KUCHING: The facial recognition system similar to the one used by the Immigration Department should be extended to all international visitors, Federal Tourism, Arts and Culture (Motac) Minister Datuk Seri Tiong King Sing said.
He also suggested that airport authorities place staff who are multilingual to assist foreign tourists who are not proficient in English.
Tiong felt these measures would help ease tourists through immigration clearance procedures following complaints from tourists that the immigration and customs clearance at the Kuala Lumpur International Airport (KLIA) was taking too long.
“The facial recognition system used by the Immigration Department must be extended to all international visitors, not only those with long-term passes in order to ease the clearance process.
“Proficiency in multiple languages should also be a consideration by the authorities as not all foreign tourists are proficient in English, which may lead to slow clearances or unnecessary misunderstandings.
“Therefore, I also urge KLIA to place staff with the right language skills to help ease tourirsts through immigration clearance procedures,” he said in his Facebook posting.
He added that the problem of insufficient manpower stationed at entry points in international airport was not a new issue.
“If Malaysia is to welcome back international tourists as a competitive destination of choice, it must urgently resolve this issue of insufficient staff at immigration and customs checkpoints.
“This delay in immigration clearance points to an outmoded and outdated design of the immigration checkpoints at KLIA. A single-row counter design is slow, outdated, and wastes space in comparison to a double-row design.
“An average of two to three minutes to complete the immigration clearance is considered grossly inefficient compared to the 30 seconds required by other advanced clearance systems,” he said.

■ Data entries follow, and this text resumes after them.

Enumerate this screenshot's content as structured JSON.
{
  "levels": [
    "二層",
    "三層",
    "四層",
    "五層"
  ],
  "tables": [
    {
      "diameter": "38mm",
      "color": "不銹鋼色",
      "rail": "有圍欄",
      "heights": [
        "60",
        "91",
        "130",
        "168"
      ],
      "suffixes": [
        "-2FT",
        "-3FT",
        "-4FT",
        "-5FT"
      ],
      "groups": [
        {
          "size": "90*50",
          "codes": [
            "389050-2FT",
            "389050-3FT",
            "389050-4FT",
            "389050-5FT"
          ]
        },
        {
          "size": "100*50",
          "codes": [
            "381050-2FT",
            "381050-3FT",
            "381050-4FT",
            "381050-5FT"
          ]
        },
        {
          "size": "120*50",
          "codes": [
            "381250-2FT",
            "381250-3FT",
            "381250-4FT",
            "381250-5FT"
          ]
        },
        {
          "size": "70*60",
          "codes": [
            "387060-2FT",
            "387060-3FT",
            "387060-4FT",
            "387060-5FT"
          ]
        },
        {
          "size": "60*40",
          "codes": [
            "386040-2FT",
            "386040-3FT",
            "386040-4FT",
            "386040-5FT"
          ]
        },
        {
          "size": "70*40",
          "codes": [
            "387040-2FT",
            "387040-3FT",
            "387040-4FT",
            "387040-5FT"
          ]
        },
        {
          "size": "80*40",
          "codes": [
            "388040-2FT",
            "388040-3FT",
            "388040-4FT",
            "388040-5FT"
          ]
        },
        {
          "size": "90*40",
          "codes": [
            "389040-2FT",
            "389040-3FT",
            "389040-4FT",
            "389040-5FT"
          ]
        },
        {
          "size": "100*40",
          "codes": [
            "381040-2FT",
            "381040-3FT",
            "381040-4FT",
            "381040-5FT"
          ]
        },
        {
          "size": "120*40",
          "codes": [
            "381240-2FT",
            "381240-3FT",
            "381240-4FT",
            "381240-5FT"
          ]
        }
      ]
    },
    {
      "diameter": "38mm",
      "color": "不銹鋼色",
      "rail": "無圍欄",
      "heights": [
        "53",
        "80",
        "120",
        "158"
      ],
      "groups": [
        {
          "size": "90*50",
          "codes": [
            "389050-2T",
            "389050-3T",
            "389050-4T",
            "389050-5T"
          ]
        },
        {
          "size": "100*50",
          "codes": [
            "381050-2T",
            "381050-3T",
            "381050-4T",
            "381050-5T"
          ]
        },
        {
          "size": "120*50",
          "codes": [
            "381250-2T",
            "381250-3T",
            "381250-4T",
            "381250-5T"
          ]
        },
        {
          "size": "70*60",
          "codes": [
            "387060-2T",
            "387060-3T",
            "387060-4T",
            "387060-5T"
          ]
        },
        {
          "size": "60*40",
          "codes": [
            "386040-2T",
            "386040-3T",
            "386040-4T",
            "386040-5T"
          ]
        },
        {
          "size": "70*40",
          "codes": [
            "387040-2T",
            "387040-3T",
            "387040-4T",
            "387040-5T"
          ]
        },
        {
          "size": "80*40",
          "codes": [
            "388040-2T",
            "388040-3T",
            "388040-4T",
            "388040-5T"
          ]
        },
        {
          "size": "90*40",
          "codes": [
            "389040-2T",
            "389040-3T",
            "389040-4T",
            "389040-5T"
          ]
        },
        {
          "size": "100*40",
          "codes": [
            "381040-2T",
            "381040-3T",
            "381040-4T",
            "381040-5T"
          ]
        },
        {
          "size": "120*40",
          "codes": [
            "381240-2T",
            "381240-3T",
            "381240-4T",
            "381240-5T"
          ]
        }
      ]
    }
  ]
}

Tiong, who is Bintulu MP, urged the Ministry of Home Affairs (KDN) to resolve the issue urgently as the entry points would continue to be choked up, overcrowded and inefficient if no immediate action was taken.
“On a long-term basis, it is clear that even with all counters fully staffed, they would not be able to handle a gradually recovering tourist volume once all flights are fully restored.
“With sudden surges in arrivals, the delays can be expected to be worse. The Immigration Department and KDN have no choice but to rectify this matter immediately, including promoting the right officers to the right posts with the right knowledge of the procedures,” he said.